Al cabo de más de seis semanas de estudios, investigaciones y examen de testigos, presentó Mason su informe en nombre de la mayoría; tan extenso era que él mismo renunció _motu proprio_ su derecho de leer el manuscrito, reduciéndose á citar los párrafos finales, en realidad los que hoy nos importan, pues de los antecedentes del suceso sabemos por revelaciones posteriores cosas que la Comisión no logró averiguar y mucho se hubiera alegrado de conocer[38]. Insiste Mason en esos párrafos con no encubierta fruición en la desastrosa suerte que cupo á cuántos tomaron parte activa en el atentado, para decir que de las veintidós personas que según Brown componían su partida "siete fueron ejecutadas, diez murieron dentro del Arsenal, y como de las cinco restantes cuatro se habían quedado del lado de Maryland custodiando armas, sólo una en definitiva hay cuyo paradero se ignore y la manera como logró escapar".

[38] Encuéntranse en la obra ya citada por F. B. SANBORN.

Respecto al encargo principal, fiado á la Comisión, de excogitar los medios de evitar en lo futuro esas agresiones, responden en tono amargo los informantes que nada pueden proponer, y que si los demás estados "no consideran de su incumbencia, por razones de política general, ó simplemente por el deseo de preservar la Unión, prevenir ocurrencias de ese género, la Comisión no acierta á descubrir ninguna otra garantía de mantener la paz entre los estados de la federación". Sombría y formidable reflexión, que no era vana amenaza en la mente de los que la proferían el 15 de Junio de 1860, cifra demasiado exacta de la temperatura política, no sólo del Senado, del país entero. Unos y otros, demócratas y republicanos, esclavistas y antiesclavistas, se aprestaban para la crisis por tantos anuncios indicada, y no rebajaban, antes al contrario exageraban sus respectivas pretensiones.
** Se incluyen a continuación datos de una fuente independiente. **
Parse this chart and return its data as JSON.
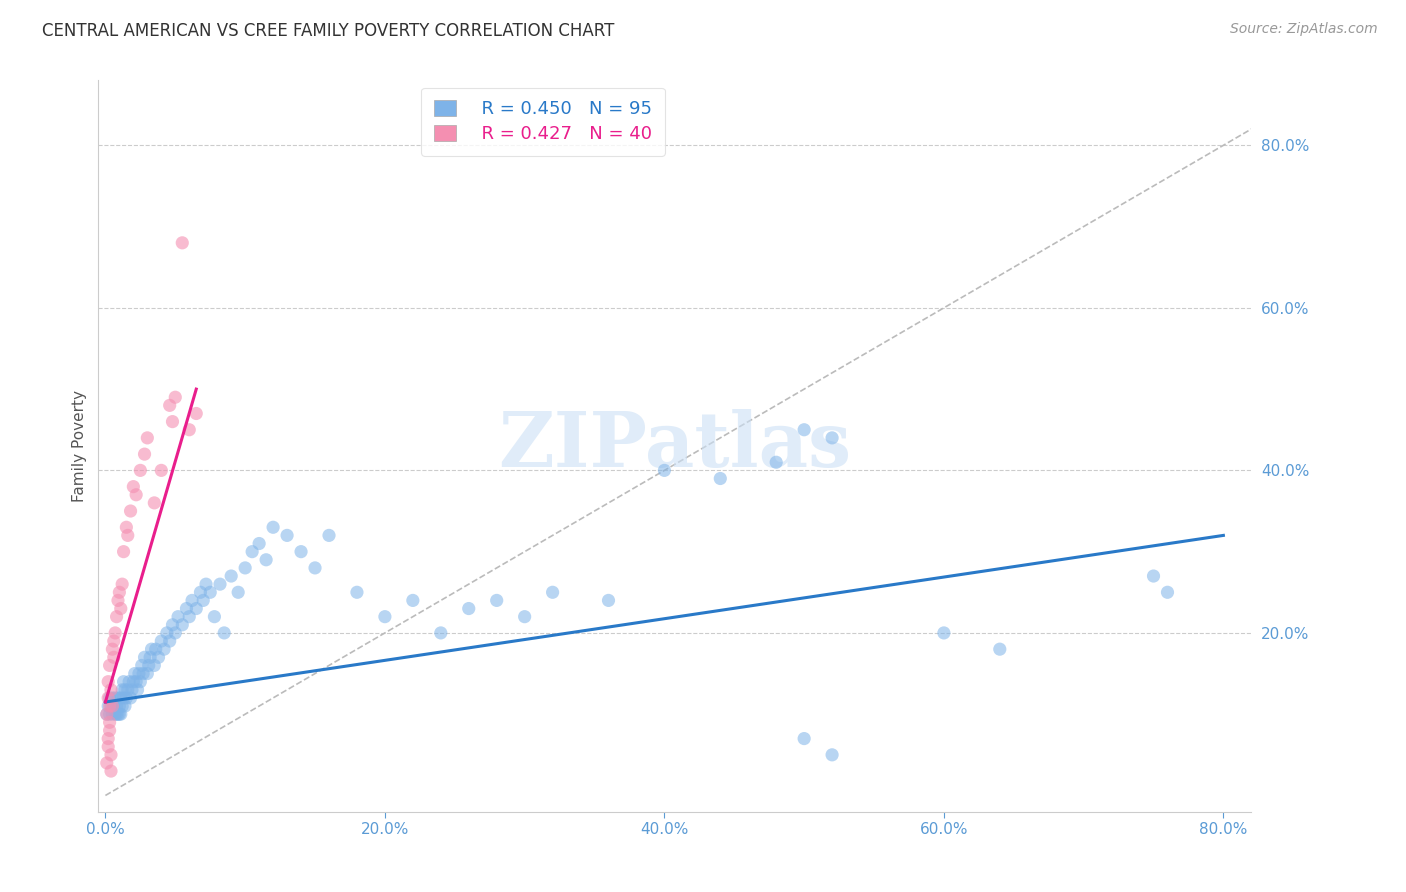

Toda veleidad de acuerdo ó transacción había desaparecido, en el Sur principalmente, que aspiraba ya á obtener del Congreso códigos para reglamentar la esclavitud en los territorios, dando así por resuelta la cuestión que para sus adversarios era litigiosa todavía. Iba el Sur aun más lejos y voces imprudentes pedían la trata de África, la importación legal de negros esclavos. En el Norte la resistencia se acentuaba, se esparcían las ideas agresivas de los abolicionistas, se exaltaba la memoria de John Brown, se repetía con Seward que el conflicto entre los dos elementos era _irreprimible_, era incontenible.

En efecto, las dos mitades de la república eran ya como dos máquinas potentes partidas de extremos opuestos de la misma línea y en acelerado movimiento. El choque inevitable no era ya cuestión de años sino de meses.